Savigliano is one of the main towns on the Cuneo
plain. It has a population of about 20,000. The main artistic
testimonials of its historical centre and the surrounding territory
are the consequence of a past rich in history: initially inhabited
by Celtic-Ligurian peoples, then conquered by the Romans whose rule
has left, in addition to the archaeological finds and epigraphs, a
trace of the place-name "Salvianum" from which the name Savigliano
originates. Quoted as "villa saviliani" in an imperial placet dated
981, it later became a Free Commune, and adopted as its civic coat
of arms the red cross on a silver background and the motto "Fidelis
Deo et hominibus". Thanks to its geographic position it was
particularly exposed to conflicts with the Marquisate of Saluzzo.
From 1349 it followed the alternating vicissitudes of the House of
Savoy, with long periods of French rule. An important military
stronghold, towards the end of the 16th century and during the
century that followed, it underwent a period of authentic
territorial supremacy, which corresponded with the flourishing of
the arts, documented particularly by the painting of the
"Savigliano school", which took hold throughout the province.
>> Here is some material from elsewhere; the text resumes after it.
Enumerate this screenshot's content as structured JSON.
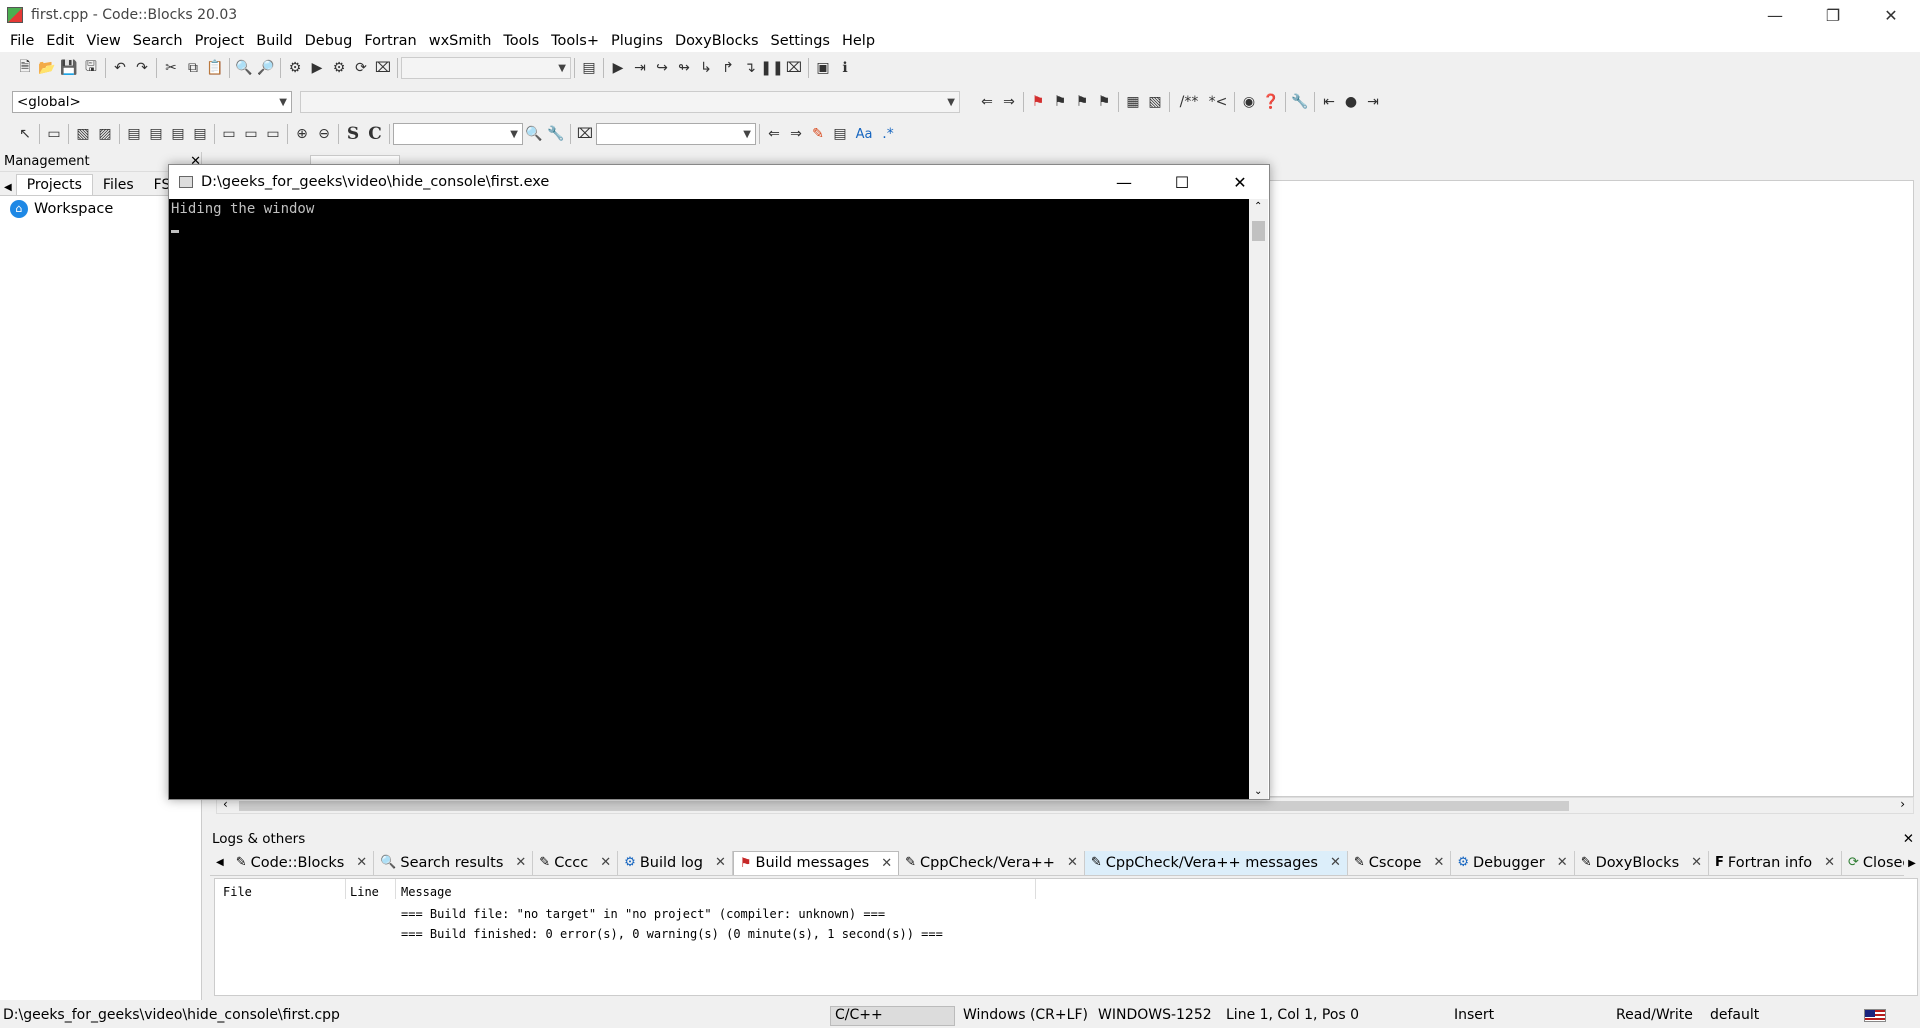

The
local nobility, having risen to authoritative positions at Court,
rebuilt buildings in town and mansions in the country in late
mannerist or baroque style, while monasteries and convents competed
to modernise churches and cloisters.
With the demolition of the fortified walls around the town - at the beginning of the eighteenth century - Savigliano lost its role as military strong holding and also the position of prestige that it had occupied among the towns of Piedmont.
A hundred years later, the town forged itself a new role as a centre of textile and mechanical productions of importance, for which the arrival of the railway (1853) offered new possibilities of traffic and connections. The first plants for the production of rolling stock were transformed in 1880 into the Società Nazionale delle Officine di Savigliano (SNOS), a company famous throughout Europe, subsequently purchased by FIAT Ferroviaria and, recently, by the French multinational ALSTOM. As regards the illustrious personalities born in the town, Savigliano is particularly proud of Santorre di Santa Rosa, hero of the revolutionary uprisings movements in 1821, and of Giovanni Schiaparelli, one of Italy's most important astronomy experts.